Aus all dem ergibt sich eindeutig, daß Prof. Dr. Gruber Dr. Kemmerich
keine Ermächtigung gegeben hat, das Manuskript beliebig zu verwerten, d. h.
davon freien Gebrauch zu machen nach Dr. Kemmerichs Gutdünken, besonders
in dem Buch „Die Brücke zum Jenseits" in ganzen Teilen abzudrucken. Es kann
davon abgesehen werden, daß es an sich schon einen hohen Grad von Unwahr-
scheinlichkeit darstellt, daß ein Verfasser eines noch dazu unvollendeten — von
ihm noch nicht für druckreif gehaltenen — Manuskriptes sich aller Rechte
daraus begibt.
Die Behauptung Dr. Kemmerichs, er habe Dr. Grubers Manuskript in zwölf
Vorträgen, von denen vier in München gehalten wurden, benützt, Dr. Gruber
habe von Anfang an Kenntnis davon gehabt, ohne Widerspruch zu erheben,
wurde vom Gericht als richtig unterstellt. Dies habe Dr. Kemmerich aber nicht
das Recht zu beliebiger Verwendung des Manuskriptes gegeben.
Dr. Kemmerich wird gegen die Entscheidung Berufung ergreifen.

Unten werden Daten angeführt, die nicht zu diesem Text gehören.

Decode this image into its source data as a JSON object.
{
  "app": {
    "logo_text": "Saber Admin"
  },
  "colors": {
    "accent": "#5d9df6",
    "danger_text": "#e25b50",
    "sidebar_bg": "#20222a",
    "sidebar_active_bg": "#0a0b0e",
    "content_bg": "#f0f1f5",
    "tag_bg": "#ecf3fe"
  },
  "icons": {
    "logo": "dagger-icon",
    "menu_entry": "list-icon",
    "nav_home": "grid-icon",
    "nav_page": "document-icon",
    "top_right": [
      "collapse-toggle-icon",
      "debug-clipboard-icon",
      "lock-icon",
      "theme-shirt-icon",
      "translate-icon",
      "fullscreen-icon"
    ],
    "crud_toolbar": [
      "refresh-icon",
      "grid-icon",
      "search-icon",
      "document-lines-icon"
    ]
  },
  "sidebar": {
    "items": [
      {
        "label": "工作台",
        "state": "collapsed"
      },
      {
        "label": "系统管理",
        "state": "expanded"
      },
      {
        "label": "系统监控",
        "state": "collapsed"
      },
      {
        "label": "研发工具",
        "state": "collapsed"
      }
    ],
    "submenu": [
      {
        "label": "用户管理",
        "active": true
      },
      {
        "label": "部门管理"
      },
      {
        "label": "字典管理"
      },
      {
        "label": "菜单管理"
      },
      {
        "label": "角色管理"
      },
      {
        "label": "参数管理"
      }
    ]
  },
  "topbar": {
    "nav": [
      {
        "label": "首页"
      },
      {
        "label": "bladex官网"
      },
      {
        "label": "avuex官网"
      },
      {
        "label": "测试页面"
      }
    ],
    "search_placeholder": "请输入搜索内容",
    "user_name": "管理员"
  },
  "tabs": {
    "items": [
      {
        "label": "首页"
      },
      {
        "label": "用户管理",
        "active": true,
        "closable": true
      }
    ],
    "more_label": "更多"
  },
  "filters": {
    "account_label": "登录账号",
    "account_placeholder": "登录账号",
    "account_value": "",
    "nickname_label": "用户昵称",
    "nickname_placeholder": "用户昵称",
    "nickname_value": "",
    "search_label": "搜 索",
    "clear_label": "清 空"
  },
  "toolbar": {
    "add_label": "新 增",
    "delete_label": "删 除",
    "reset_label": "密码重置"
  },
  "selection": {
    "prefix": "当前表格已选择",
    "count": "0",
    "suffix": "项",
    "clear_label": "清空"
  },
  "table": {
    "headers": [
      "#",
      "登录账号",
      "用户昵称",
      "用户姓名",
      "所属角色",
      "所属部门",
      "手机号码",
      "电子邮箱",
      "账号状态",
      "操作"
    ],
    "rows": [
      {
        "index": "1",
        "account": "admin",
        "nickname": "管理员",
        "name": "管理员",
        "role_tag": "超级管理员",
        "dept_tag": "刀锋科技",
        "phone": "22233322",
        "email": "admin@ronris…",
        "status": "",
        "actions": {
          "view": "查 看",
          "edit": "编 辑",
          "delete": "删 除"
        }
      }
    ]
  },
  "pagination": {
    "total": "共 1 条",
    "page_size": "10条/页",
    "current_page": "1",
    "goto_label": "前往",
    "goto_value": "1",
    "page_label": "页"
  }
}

Die Beleidigungsklage der Herren Prof. Dr. Schröder, Dr. Sünner und
Dr. Winterberg gegen Herrn Dr. Albert Hellwig, Potsdam, kam — nach
längerem Schriftwechsel — am 2. Dezember 1927 vor dem Amtsgericht Berlin-
Mitte zur Verhandlung. Nach dringenden Bemühungen des Gerichts kam folgender
Vergleich zustande.
„Die Kläger Dr. Sünner und Dr. Schröder einerseits, der Angeklagte Dr. Hellwig
andererseits, vergleichen sich, wie folgt:
1. Der Angeklagte erklärt:
Nachdem Herr Dr. Sünner und für Herrn Dr. Schröder Herr Rechtsanwalt
Dr. Winterberg ausdrücklich erklärt haben, daß die beiden genannten Kläger die
Vorbringung der mündlichen oder schriftlichen Ablehnungsgründe gegen mich im
Termin vom 8. Juli 1925 in Sachen Rudioff gegen Moll in keiner Weise veranlaßt
haben, nehme ich hiermit den gegen die beiden Kläger erhobenen Vorwurf der
Unverschämtheit, objektiv gesprochen, mit Bedauern zurück.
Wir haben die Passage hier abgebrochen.